Step 7: wash out. I find that after an initial rinse out, adding conditioner to my hair makes the remaining rinse out actually very easily. Dry and elegance as usual
I am modeling this hair with my Applejack Ketylo hairsticks so as to add something to the Red and Black theme)
I ultimately want it redder than this but just as dark, so I may dye with just henna next time, but not necessarily. An important thing to know about henna is that the color builds so that the primary time you utilize it, it may be a reasonably mild color change, but do it a number of times and it will be more intense. This is a few years of pure henna dyeing, and it was more atomically red in real life.
To dye hair black: In case your hair is light (to illustrate medium brown or lighter) follow the steps to dye with henna (the lemon juice, wait, add more water, put in hair), only leaving henna in for about an hour, rinse out, dry, then dye with indigo (mix indigo with just water, put in hair without letting sit) and let sit for as long another hour.

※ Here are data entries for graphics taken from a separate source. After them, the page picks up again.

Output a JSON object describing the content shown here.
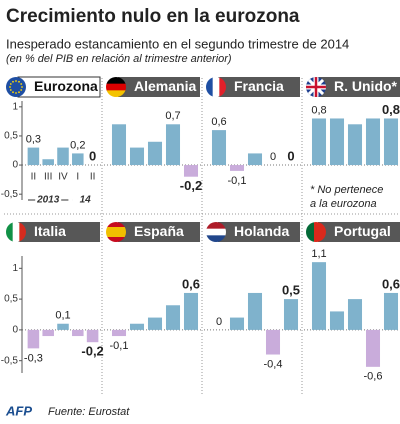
{
  "title": "Crecimiento nulo en la eurozona",
  "subtitle": "Inesperado estancamiento en el segundo trimestre de 2014",
  "unit_note": "(en % del PIB en relación al trimestre anterior)",
  "note": [
    "* No pertenece",
    "a la eurozona"
  ],
  "source": "Fuente: Eurostat",
  "agency": "AFP",
  "colors": {
    "positive": "#7fb2cc",
    "negative": "#c9acdb"
  },
  "chart_data": [
    {
      "type": "bar",
      "title": "Eurozona",
      "categories": [
        "II",
        "III",
        "IV",
        "I",
        "II"
      ],
      "year_labels": [
        "2013",
        "14"
      ],
      "values": [
        0.3,
        0.1,
        0.3,
        0.2,
        0
      ],
      "value_labels": [
        "0,3",
        null,
        null,
        "0,2",
        "0"
      ],
      "ylim": [
        -0.6,
        1.1
      ],
      "yticks": [
        {
          "value": -0.5,
          "label": "-0,5"
        },
        0,
        {
          "value": 0.5,
          "label": "0,5"
        },
        1
      ]
    },
    {
      "type": "bar",
      "title": "Alemania",
      "categories": [
        null,
        null,
        null,
        null,
        null
      ],
      "values": [
        0.7,
        0.3,
        0.4,
        0.7,
        -0.2
      ],
      "value_labels": [
        null,
        null,
        null,
        "0,7",
        "-0,2"
      ],
      "ylim": [
        -0.6,
        1.1
      ]
    },
    {
      "type": "bar",
      "title": "Francia",
      "categories": [
        null,
        null,
        null,
        null,
        null
      ],
      "values": [
        0.6,
        -0.1,
        0.2,
        0,
        0
      ],
      "value_labels": [
        "0,6",
        "-0,1",
        null,
        "0",
        "0"
      ],
      "ylim": [
        -0.6,
        1.1
      ]
    },
    {
      "type": "bar",
      "title": "R. Unido*",
      "categories": [
        null,
        null,
        null,
        null,
        null
      ],
      "values": [
        0.8,
        0.8,
        0.7,
        0.8,
        0.8
      ],
      "value_labels": [
        "0,8",
        null,
        null,
        null,
        "0,8"
      ],
      "ylim": [
        -0.6,
        1.1
      ]
    },
    {
      "type": "bar",
      "title": "Italia",
      "categories": [
        null,
        null,
        null,
        null,
        null
      ],
      "values": [
        -0.3,
        -0.1,
        0.1,
        -0.1,
        -0.2
      ],
      "value_labels": [
        "-0,3",
        null,
        "0,1",
        null,
        "-0,2"
      ],
      "ylim": [
        -0.7,
        1.2
      ],
      "yticks": [
        {
          "value": -0.5,
          "label": "-0,5"
        },
        0,
        {
          "value": 0.5,
          "label": "0,5"
        },
        1
      ]
    },
    {
      "type": "bar",
      "title": "España",
      "categories": [
        null,
        null,
        null,
        null,
        null
      ],
      "values": [
        -0.1,
        0.1,
        0.2,
        0.4,
        0.6
      ],
      "value_labels": [
        "-0,1",
        null,
        null,
        null,
        "0,6"
      ],
      "ylim": [
        -0.7,
        1.2
      ]
    },
    {
      "type": "bar",
      "title": "Holanda",
      "categories": [
        null,
        null,
        null,
        null,
        null
      ],
      "values": [
        0,
        0.2,
        0.6,
        -0.4,
        0.5
      ],
      "value_labels": [
        "0",
        null,
        null,
        "-0,4",
        "0,5"
      ],
      "ylim": [
        -0.7,
        1.2
      ]
    },
    {
      "type": "bar",
      "title": "Portugal",
      "categories": [
        null,
        null,
        null,
        null,
        null
      ],
      "values": [
        1.1,
        0.3,
        0.5,
        -0.6,
        0.6
      ],
      "value_labels": [
        "1,1",
        null,
        null,
        "-0,6",
        "0,6"
      ],
      "ylim": [
        -0.7,
        1.2
      ]
    }
  ]
}
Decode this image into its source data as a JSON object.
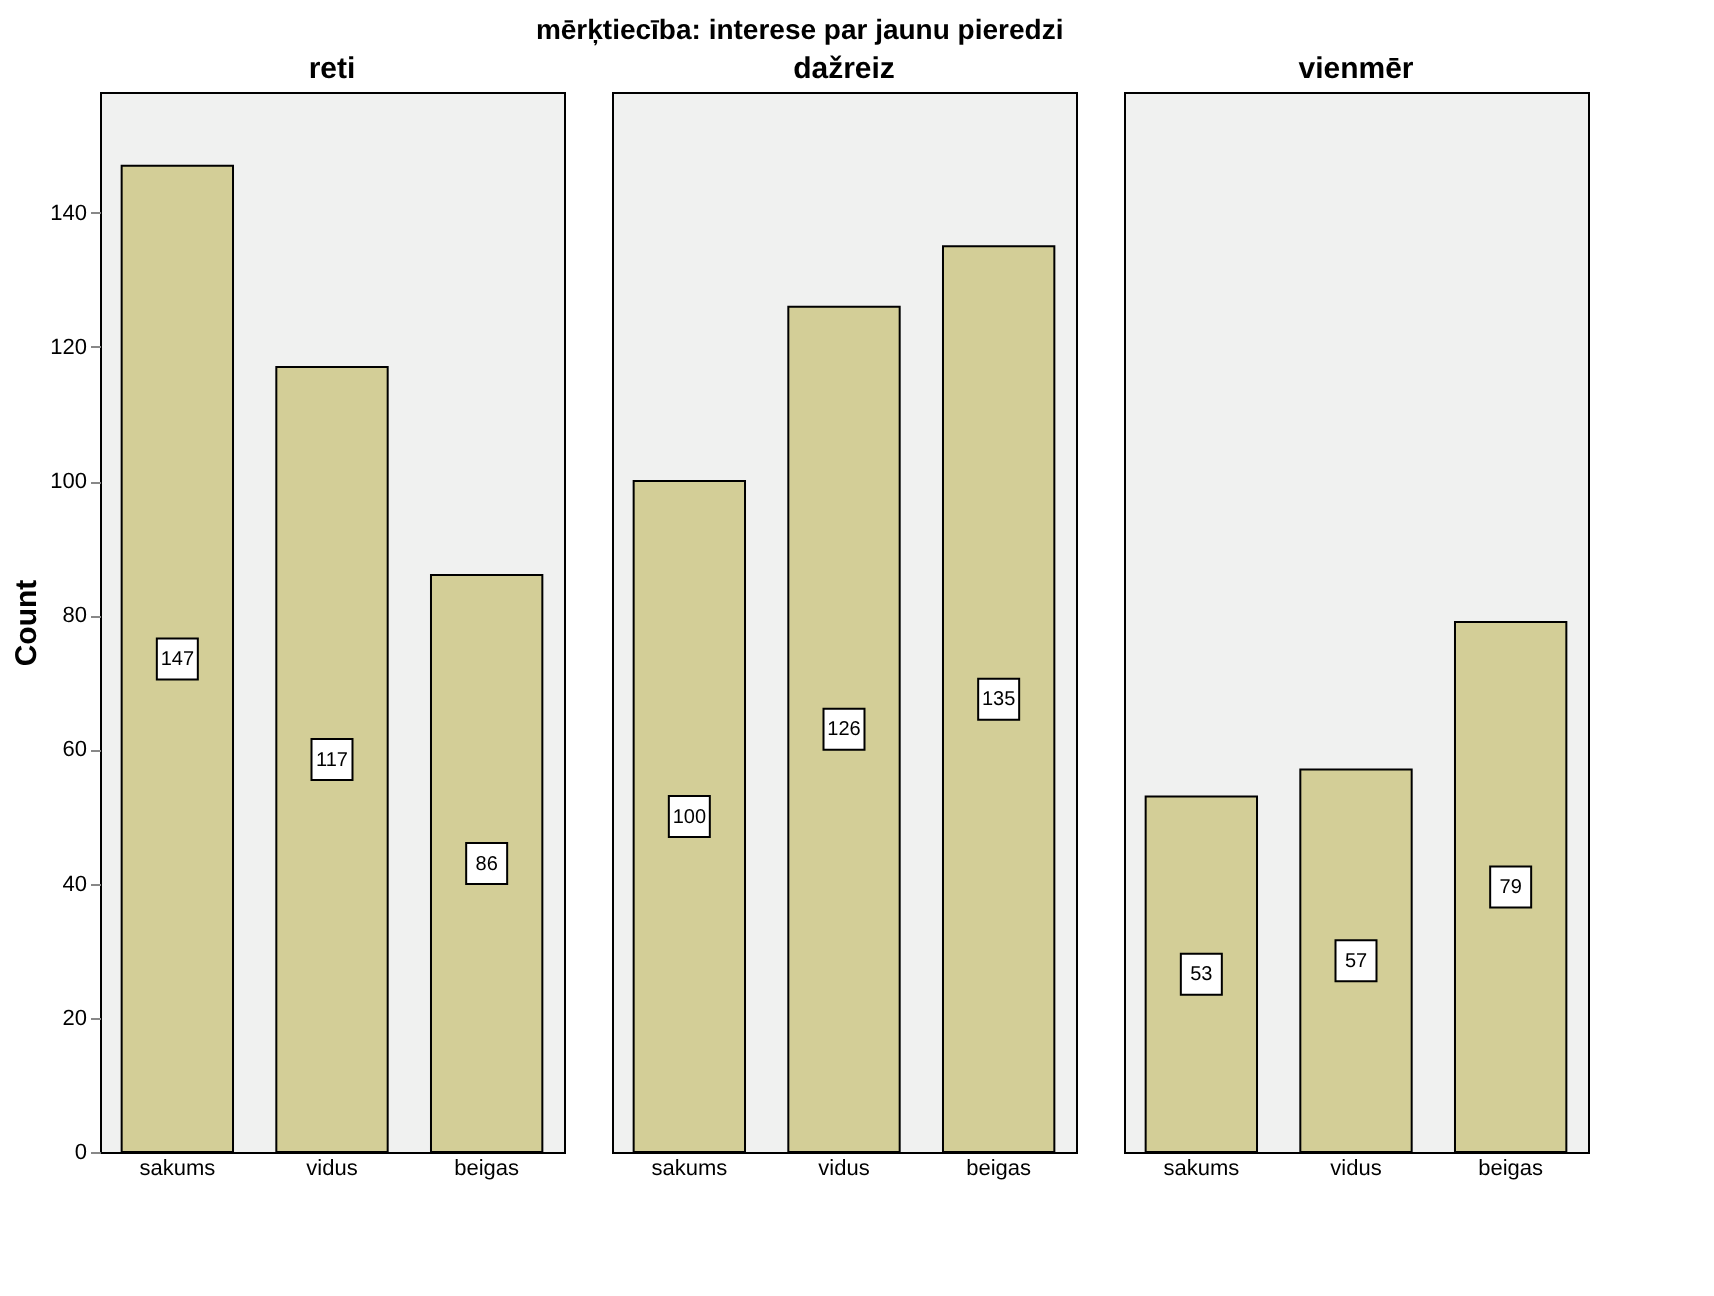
{
  "chart_data": [
    {
      "type": "bar",
      "subtitle": "reti",
      "ylabel": "Count",
      "categories": [
        "sakums",
        "vidus",
        "beigas"
      ],
      "values": [
        147,
        117,
        86
      ],
      "color": "#d3ce97",
      "ylim": [
        0,
        158
      ],
      "yticks": [
        0,
        20,
        40,
        60,
        80,
        100,
        120,
        140
      ],
      "data_labels": true,
      "grid": false
    },
    {
      "type": "bar",
      "title": "mērķtiecība: interese par jaunu pieredzi",
      "subtitle": "dažreiz",
      "categories": [
        "sakums",
        "vidus",
        "beigas"
      ],
      "values": [
        100,
        126,
        135
      ],
      "color": "#d3ce97",
      "ylim": [
        0,
        158
      ],
      "yticks": [
        0,
        20,
        40,
        60,
        80,
        100,
        120,
        140
      ],
      "data_labels": true,
      "grid": false,
      "tick_labels": "x"
    },
    {
      "type": "bar",
      "subtitle": "vienmēr",
      "categories": [
        "sakums",
        "vidus",
        "beigas"
      ],
      "values": [
        53,
        57,
        79
      ],
      "color": "#d3ce97",
      "ylim": [
        0,
        158
      ],
      "yticks": [
        0,
        20,
        40,
        60,
        80,
        100,
        120,
        140
      ],
      "data_labels": true,
      "grid": false,
      "tick_labels": "x"
    }
  ]
}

The pure color or henna is red-orange, and indigo is green-blue. For those who just use indigo on light hair, it will likely be green-ish (that is probably what happened to Anne of Green Gables, unless she had adulterated dye), so the henna cancels out that unfortunate tint to present a neutral black. If your hair is darker you may be able to skip the henna step for a dark, blue-black. Do a test swatch.
To dye hair red: Leave out the indigo (yeah, pretty obvious) otherwise following the above instructions and note what I said above about how the color builds. Since henna is nice on your hair, if you would like intense red ASAP there isn’t any reason you can’t dye it ever weekend (or day to be honest) until you get it such as you like it.